If $latex \mathsf{P} \mapsto \textrm{T}$ and $latex \mathsf{Q} \mapsto \textrm{F}$ then $latex \mathsf{(P \land Q)} \mapsto \textrm{F}$.

(I suppose a colon could be another possibility, but I’d rather have something more distinctive. And the likes of ‘T($latex \mathsf{P}$)’ isn’t so pretty/easy to read in bulk and is conventionally part of an augmented object language.)

Any objection to the revised arrow? Am I missing some sufficiently  established (or even just nicer) alternative??

6 thoughts on “Symbol for assignment of a truth-value?”

  1. Have you considered the fairly lightweight pipe or bar notation found in say David Bostock’s intermediate logic text e.g. |P ^ Q|= T iff |P|=T and |Q|=T? This may avoid any confusion caused by repurposing other metalogical symbols like the double turnstile. It may also appear friendlier to the absolute beginner than notations which rely on model-theoretic ideas like valuations or interpretation functions. Just my thought…

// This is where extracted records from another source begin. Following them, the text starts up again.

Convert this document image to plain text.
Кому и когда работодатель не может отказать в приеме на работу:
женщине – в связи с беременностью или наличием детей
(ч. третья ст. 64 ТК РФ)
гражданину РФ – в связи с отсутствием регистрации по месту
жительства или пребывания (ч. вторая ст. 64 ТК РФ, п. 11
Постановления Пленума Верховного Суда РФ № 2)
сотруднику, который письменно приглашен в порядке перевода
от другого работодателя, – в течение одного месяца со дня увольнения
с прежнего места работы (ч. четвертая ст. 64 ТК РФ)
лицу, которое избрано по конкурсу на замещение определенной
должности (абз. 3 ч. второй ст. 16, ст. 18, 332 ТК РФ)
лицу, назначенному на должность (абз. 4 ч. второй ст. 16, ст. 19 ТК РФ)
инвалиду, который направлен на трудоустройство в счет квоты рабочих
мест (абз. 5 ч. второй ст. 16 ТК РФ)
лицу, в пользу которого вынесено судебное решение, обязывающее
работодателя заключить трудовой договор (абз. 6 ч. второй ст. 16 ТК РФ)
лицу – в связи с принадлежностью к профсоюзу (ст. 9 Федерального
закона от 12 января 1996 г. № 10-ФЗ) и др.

  2. I suppose mapsto is a fairly intuitive symbol and the phrase is perfect, if you introduce the symbol as meaning such.
    In newer programming languages, there is a preference to avoid = as assignment, as it can be too easy for new programmers to confuse = and ==. The new preference seems to be for := as assignment (taking from older approaches, of course, the choice of symbol isn’t new, just that it’s been newly adopted). Maybe something along those lines?

  3. If you don’t mind using model-theoretic language, there is $latex A \models p$ for the fact that sentence $latex p$ is true in model $latex A,$ where $latex A$ is defined as a subset of the relevant set $latex \mathcal{S}$ of simple sentences.

    Cf: My notes on Chang and Keisler (1973) • (4)(8)

  4. I think mapsto has the same arrowish drawbacks as arrow. I think something that is clearly a not an operator but functional (yes, both meanings). I like double bar (or its cousin double brackets) though Nagase’s v( ) I like too, since intro students are likely familar with that form of functional notation. And, just to cover the bases, there’s also over-bar (or whatever it’s called–a bar over the letter). But I do urge a shunning of arrows.

  5. When solving exercises in class, I find it goes smoothly to use a colon, writing p : 1 and p : 0. This reduces clutter to a minimum, and creates no confusion so long as only one valuation is in question.

    But in theoretical contexts, when stating or proving theorems about classical propositional logic, and in contexts where we may be considering more than one valuation, I revert to v(p) = 1 as suggested by Daniel.

    A related notation works well for substitutions: a colon followed by an equality sign. Thus p := (q&r) when substituting q&r for p, and in predicate logic likewise x := a and x := y when substituting a constant a or a variable y for free occurrences of x in a formula. Same caveats for contexts of theory or when more than one substitution is in play.